Hoje, esse acordo está fazendo barulho. Muito forte. E a raiva de Trump não surge por capricho pessoal, mas porque Milei teria desobedecido a cláusula mais importante: distanciar-se totalmente do gigante asiático. Para os americanos, a China não é um parceiro: é o inimigo sistêmico que ameaça sua hegemonia econômica e militar. Quando a Argentina flerta com os chineses, mesmo que seja para questões comerciais básicas, isso em Washington é lido como deslealdade.

E aí está o ponto: a pressão dos Estados Unidos não é simbólica. É real. É concreta. Mede-se em créditos, empréstimos, apoio financeiro e gestos diplomáticos que são oferecidos ou retirados conforme a obediência do receptor.

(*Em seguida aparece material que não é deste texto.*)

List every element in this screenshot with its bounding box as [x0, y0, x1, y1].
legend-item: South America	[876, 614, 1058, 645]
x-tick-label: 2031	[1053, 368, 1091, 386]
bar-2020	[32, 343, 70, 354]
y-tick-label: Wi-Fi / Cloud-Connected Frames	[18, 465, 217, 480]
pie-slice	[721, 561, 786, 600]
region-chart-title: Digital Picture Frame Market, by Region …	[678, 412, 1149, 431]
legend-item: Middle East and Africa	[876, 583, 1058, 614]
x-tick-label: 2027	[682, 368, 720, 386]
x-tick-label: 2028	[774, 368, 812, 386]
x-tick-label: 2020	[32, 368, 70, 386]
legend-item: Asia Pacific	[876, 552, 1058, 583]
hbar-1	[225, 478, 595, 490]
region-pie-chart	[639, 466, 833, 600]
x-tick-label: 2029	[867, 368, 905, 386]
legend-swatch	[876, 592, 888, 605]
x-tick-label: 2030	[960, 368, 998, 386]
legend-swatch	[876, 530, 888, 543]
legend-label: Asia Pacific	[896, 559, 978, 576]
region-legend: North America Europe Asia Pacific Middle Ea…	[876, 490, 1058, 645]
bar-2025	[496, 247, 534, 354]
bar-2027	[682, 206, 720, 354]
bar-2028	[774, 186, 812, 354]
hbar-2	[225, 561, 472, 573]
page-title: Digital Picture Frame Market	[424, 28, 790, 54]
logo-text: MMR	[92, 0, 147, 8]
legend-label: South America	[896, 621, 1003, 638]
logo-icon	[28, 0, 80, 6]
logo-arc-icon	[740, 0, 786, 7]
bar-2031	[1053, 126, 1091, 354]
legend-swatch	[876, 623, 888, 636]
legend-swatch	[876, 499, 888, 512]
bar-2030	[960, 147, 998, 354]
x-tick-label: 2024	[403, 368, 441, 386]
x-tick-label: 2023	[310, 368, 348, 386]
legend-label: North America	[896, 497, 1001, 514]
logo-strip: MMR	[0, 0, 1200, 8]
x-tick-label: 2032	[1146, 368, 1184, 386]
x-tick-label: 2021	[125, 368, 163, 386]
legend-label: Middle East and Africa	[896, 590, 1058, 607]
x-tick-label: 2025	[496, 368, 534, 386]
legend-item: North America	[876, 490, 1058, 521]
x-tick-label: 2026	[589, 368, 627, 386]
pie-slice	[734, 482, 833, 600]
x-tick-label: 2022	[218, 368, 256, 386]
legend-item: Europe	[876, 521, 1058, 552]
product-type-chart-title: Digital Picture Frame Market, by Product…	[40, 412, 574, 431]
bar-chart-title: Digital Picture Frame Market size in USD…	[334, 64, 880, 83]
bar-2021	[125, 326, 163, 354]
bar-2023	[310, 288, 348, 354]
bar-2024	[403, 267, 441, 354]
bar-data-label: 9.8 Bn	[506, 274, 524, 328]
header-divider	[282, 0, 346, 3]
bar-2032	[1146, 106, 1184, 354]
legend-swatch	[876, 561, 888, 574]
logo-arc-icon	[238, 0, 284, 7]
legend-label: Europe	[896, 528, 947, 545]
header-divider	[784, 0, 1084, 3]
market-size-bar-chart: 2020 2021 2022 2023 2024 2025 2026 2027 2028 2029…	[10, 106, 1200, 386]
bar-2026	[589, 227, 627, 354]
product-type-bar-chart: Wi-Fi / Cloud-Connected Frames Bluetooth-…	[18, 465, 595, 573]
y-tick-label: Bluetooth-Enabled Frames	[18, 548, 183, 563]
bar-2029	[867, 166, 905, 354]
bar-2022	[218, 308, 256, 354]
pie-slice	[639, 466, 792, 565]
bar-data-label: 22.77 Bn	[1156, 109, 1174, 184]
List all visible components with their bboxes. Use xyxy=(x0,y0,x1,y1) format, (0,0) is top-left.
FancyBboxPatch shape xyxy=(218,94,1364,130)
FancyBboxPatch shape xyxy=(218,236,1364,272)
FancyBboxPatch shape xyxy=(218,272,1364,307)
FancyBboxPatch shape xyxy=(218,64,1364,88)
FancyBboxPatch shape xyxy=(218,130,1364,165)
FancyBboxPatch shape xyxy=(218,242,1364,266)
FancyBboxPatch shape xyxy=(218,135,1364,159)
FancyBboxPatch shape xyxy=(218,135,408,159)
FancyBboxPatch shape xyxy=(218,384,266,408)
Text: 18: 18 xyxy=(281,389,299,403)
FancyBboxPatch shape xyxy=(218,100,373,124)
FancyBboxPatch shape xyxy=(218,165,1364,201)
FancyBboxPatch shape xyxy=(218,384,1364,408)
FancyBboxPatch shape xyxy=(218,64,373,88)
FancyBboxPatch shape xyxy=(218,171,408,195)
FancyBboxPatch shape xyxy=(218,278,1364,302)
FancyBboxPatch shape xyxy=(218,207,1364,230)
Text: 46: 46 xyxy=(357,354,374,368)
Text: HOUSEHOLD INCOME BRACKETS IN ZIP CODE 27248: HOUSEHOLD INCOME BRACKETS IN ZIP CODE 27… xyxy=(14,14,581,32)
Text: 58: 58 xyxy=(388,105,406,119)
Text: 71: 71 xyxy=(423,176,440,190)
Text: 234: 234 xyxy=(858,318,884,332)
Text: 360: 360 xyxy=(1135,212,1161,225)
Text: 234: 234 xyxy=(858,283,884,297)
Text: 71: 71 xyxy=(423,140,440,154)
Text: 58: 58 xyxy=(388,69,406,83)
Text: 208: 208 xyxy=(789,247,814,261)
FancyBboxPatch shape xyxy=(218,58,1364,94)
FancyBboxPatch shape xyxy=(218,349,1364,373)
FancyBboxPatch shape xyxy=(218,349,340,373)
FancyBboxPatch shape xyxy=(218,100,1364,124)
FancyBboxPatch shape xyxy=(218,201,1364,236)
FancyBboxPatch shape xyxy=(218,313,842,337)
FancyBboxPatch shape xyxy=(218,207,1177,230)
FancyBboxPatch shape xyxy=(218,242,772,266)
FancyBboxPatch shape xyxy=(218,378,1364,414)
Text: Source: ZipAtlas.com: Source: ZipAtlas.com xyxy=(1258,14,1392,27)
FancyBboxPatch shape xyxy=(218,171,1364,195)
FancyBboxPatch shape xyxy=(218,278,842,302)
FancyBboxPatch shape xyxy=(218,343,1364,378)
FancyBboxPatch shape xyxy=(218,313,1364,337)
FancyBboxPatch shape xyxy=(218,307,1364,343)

E Milei, que em seus discursos se vende como paladino da liberdade, termina preso no pior lugar: depender da carteira alheia sem poder estabelecer suas próprias regras.

A falsa épica da “aliança natural”

A narrativa da “aliança ideológica” entre Trump e Milei funcionou enquanto as câmeras estavam ligadas: liberdade, capitalismo heroico, luta contra o socialismo imaginário. Mas por trás dessa cenografia existem interesses concretos: rotas marítimas, energia, lítio, bases militares, contratos tecnológicos e veto a qualquer aproximação chinesa.

Se o presidente argentino não cumprir essas condições, não há glamour libertário que o salve. Os americanos não se casam com ninguém. E muito menos com um país periférico que depende de créditos para sobreviver. O que para Milei é “liberdade”, para os Estados Unidos é controle geopolítico.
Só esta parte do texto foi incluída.